Question

1. triangle abc

a(0,9) b(4,9)
c(0,1)
the area of the triangle is 16 square units

1. rectangle abcd

a(-2,7) b(4,4)
d(-4,3) c(2,0)
the perimeter of the rectangle is 22.36 units

1. circle a

a(2,3) b(4,1)
the circumference of the circle is units and the area is square units

Explanation:

Step1: Find the radius of the circle

Use the distance formula $d = \sqrt{(x_2 - x_1)^2+(y_2 - y_1)^2}$ to find the distance between the center $A(2,3)$ and a point on the circle $B(4,1)$. Here $x_1 = 2,y_1 = 3,x_2=4,y_2 = 1$. So $r=\sqrt{(4 - 2)^2+(1 - 3)^2}=\sqrt{4 + 4}=\sqrt{8}=2\sqrt{2}$.

Step2: Calculate the circumference of the circle

The formula for the circumference of a circle is $C = 2\pi r$. Substitute $r = 2\sqrt{2}$ into the formula, we get $C=2\pi\times2\sqrt{2}=4\sqrt{2}\pi$.

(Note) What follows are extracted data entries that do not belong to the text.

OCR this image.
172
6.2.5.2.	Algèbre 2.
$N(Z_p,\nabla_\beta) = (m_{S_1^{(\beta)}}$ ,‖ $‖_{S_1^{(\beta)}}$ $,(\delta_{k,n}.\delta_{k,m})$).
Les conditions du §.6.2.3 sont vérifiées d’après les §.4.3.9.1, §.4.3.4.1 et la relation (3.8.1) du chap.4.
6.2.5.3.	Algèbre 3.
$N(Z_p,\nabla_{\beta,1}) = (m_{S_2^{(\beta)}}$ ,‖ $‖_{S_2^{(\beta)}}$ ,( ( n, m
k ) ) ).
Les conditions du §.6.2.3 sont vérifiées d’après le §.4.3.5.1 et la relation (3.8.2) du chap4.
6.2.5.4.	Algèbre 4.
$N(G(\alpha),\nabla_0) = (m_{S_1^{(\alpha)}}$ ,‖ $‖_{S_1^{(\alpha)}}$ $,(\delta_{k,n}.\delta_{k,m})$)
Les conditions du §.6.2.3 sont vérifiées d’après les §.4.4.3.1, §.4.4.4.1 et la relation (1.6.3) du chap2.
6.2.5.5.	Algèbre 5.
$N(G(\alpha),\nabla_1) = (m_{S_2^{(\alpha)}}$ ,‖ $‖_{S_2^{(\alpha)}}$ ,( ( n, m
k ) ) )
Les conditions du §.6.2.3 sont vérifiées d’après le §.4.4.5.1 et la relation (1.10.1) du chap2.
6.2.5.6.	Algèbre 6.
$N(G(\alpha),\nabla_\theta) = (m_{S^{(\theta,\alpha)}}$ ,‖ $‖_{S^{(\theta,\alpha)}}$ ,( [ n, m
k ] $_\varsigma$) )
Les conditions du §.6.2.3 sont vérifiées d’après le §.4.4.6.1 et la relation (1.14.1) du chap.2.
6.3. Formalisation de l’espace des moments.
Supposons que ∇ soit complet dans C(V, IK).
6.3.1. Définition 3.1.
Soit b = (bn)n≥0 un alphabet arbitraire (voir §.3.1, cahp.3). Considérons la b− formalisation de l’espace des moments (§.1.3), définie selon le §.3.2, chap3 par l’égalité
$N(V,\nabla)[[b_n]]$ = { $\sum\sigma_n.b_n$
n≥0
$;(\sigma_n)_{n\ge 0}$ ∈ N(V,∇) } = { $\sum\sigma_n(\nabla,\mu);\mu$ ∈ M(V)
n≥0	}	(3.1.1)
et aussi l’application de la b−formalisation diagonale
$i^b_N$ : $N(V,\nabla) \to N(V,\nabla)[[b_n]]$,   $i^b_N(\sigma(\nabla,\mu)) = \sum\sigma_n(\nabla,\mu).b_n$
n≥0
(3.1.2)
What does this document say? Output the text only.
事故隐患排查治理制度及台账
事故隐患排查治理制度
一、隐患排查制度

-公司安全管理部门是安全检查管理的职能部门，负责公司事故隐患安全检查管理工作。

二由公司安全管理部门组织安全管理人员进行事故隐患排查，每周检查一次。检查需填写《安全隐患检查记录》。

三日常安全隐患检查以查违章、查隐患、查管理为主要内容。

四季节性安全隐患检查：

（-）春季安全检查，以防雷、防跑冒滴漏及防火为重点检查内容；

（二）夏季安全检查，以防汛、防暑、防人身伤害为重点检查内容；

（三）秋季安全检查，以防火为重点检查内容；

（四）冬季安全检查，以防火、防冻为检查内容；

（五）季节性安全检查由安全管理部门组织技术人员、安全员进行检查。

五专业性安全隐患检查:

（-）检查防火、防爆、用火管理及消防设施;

Step3: Calculate the area of the circle

The formula for the area of a circle is $A=\pi r^{2}$. Substitute $r = 2\sqrt{2}$ into the formula, we have $A=\pi\times(2\sqrt{2})^{2}=8\pi$.

Answer:

The circumference of the circle is $4\sqrt{2}\pi$ units and the area is $8\pi$ square units.